The room was barely recognizable from when it had been Mia’s. A full size bed was tucked into the corner where Mia’s crib had been. The room was crowded between that, the daybed that had always been there, and the dresser. A stack of books sat on the floor next to the bed and a dim light was shining on the bedside table. A TV sat on top of the dresser, surrounded by folded clothes.
It was a comfortable room, pretty much what Noah would have imagined an adult Andrew would have. More permanent looking than he would have expected.
“Oh, er…” Andrew glanced between the bed and the daybed. “I didn’t think this through. Um, you can have the bed.”
“No, it’s fine. I’m not kicking you out of your bed.”
Andrew looked at the TV for a second, clearly trying to figure out how they could both see from the bed and daybed. There was no comfortable way of doing so.
“I swear this wasn’t my intention, but there’s plenty of room for both of us.”

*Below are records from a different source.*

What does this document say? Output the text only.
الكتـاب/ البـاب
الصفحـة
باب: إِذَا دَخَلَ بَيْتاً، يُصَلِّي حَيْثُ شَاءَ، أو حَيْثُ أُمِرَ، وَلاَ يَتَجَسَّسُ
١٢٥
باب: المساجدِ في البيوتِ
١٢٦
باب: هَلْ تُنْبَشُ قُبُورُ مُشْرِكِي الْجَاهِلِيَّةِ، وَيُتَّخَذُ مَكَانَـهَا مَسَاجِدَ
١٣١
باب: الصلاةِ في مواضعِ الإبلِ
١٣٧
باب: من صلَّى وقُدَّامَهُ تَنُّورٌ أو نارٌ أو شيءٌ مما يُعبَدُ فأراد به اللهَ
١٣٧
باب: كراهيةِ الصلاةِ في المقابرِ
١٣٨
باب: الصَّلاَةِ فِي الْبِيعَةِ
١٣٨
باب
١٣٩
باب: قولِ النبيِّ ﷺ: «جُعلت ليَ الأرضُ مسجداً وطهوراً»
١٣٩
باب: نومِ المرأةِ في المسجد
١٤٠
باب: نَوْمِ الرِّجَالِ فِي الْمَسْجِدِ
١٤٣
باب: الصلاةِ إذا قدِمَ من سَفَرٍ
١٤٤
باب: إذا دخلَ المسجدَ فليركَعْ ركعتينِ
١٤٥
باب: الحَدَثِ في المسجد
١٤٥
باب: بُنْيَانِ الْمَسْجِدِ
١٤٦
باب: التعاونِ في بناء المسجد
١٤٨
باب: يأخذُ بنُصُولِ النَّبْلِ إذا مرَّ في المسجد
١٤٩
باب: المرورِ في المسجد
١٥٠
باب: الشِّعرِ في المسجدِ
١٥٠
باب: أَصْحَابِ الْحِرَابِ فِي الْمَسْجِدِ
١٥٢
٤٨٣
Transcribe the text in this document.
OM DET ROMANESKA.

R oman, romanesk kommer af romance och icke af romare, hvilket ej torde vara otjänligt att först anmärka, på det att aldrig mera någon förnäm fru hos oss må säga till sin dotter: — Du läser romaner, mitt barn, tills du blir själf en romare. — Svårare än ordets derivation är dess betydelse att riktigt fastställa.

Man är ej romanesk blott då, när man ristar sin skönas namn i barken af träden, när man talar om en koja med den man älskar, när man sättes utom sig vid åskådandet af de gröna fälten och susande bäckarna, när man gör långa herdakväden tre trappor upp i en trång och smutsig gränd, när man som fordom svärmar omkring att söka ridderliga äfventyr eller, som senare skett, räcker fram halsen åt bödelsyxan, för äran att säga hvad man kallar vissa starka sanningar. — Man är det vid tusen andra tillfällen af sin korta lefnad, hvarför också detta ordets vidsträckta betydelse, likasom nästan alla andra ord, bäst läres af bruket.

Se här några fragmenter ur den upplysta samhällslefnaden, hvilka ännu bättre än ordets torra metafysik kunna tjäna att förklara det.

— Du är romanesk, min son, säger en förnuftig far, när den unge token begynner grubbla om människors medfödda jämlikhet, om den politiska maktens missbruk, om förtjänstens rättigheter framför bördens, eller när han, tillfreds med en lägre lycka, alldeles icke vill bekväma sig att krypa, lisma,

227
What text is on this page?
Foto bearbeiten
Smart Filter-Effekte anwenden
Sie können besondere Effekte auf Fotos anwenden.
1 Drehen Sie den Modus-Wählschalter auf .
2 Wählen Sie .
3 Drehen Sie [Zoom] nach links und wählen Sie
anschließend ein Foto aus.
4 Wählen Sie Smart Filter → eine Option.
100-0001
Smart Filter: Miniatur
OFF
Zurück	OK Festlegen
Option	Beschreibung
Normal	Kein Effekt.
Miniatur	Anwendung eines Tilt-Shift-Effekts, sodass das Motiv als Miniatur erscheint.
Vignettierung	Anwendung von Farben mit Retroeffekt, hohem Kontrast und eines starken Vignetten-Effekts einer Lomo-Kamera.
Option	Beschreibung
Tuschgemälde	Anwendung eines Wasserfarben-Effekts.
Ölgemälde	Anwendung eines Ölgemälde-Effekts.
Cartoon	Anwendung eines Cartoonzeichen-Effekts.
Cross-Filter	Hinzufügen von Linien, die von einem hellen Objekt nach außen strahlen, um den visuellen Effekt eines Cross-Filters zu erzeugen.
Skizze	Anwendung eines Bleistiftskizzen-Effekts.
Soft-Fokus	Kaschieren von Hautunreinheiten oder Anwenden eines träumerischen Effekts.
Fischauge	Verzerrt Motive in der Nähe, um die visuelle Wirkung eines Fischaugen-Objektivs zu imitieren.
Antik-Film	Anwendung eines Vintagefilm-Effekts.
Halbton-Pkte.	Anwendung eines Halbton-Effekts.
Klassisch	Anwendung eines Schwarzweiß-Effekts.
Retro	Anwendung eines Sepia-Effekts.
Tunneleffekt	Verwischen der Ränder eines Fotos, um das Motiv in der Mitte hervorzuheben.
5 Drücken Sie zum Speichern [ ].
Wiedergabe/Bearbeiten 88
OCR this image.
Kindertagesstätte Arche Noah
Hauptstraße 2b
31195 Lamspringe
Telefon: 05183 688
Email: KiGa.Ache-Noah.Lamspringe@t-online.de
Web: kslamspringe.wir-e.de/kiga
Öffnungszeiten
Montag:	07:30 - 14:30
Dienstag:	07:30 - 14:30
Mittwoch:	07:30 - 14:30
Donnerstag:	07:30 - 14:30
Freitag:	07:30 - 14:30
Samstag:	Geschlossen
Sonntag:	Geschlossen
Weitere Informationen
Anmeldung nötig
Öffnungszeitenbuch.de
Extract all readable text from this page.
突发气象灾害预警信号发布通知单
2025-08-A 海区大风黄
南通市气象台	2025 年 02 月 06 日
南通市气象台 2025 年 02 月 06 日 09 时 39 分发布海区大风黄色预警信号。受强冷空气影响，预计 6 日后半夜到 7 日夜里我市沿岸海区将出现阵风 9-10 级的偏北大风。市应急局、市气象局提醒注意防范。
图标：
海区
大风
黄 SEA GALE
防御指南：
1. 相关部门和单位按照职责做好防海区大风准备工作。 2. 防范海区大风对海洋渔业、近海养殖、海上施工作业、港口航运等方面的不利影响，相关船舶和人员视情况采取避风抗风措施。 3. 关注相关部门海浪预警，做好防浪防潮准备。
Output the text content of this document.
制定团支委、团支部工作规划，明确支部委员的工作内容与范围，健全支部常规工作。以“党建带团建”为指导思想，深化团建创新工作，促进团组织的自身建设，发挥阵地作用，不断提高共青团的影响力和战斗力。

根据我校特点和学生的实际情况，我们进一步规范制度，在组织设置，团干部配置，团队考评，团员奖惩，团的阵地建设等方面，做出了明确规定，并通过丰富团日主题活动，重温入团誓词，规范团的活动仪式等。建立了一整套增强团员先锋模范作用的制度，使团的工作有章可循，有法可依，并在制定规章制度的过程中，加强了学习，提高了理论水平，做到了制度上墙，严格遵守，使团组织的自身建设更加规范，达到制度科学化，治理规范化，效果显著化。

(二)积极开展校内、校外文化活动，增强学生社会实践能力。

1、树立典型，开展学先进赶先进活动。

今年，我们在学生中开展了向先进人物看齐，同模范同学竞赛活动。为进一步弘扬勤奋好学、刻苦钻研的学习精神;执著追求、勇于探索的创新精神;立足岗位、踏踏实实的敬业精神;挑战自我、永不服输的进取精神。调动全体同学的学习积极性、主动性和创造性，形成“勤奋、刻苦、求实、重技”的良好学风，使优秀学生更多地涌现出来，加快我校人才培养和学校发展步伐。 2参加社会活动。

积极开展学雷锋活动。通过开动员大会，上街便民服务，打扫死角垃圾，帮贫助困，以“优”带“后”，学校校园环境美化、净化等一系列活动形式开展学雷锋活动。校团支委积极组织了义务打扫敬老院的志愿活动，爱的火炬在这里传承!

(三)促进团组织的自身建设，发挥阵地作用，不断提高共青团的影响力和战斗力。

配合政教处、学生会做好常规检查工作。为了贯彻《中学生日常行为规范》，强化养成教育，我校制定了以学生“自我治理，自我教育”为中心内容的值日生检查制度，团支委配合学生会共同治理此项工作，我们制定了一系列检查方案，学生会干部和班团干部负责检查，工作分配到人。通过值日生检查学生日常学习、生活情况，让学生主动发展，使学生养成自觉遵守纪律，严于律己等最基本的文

It almost cheered Noah up to see how flustered Andrew was. But he was also exhausted and wanted to lay down.
“It’s fine,” he said.
Andrew looked like he wanted to say something else. But instead he slid onto the bed and gestured for Noah to join him.
Noah climbed up, feeling huge and clumsy as he sat next to Andrew, propped up on the headboard with a pillow wedged behind him.
Andrew picked up the remote and turned the TV on. “Is there anything you want to watch?”
Noah shook his head. “I’m good.”
There was a cooking show on the first channel Andrew stopped at. The host, a blonde woman with a comforting smile, was rolling out dough onto a countertop. They watched silently for a bit and Noah relaxed, the sound of the TV and Andrew’s presence making the darkness less ominous. Normally he’d be a tangled mess around Andrew, but right now he didn’t need to do anything but sit here. Even Noah could handle that.
“How are you doing?” Andrew asked.
Noah realized he’d been dozing. “Hmm?”
“Just asking how you are. Better?”
The woman was gone now, replaced by a man in a decadent outdoor kitchen. He was doing something with marinades on an expensive-looking gas stove.
“I should build one of those,” Noah said.
“The kitchen. Out in the yard. I should build that for Liv…”
“I think she’d like that,” Andrew said softly.
It probably wouldn’t be too hard. He’d have to pave part of the lawn, maybe just off of her deck. There’d still be plenty of space for Mia to play, for the swing set he was also planning to get. He’d need some kind of covering too. A retractable awning would probably be best. Cover the appliances but still able to move to let the sun in.
Noah knew he didn’t have the money yet, but he could gradually build it once he found work again. Get a nice stovetop, maybe even get plumbing out there. It wouldn’t make up for everything he’d put her through in the past few years, but maybe it would make her happy. That would be worth the effort.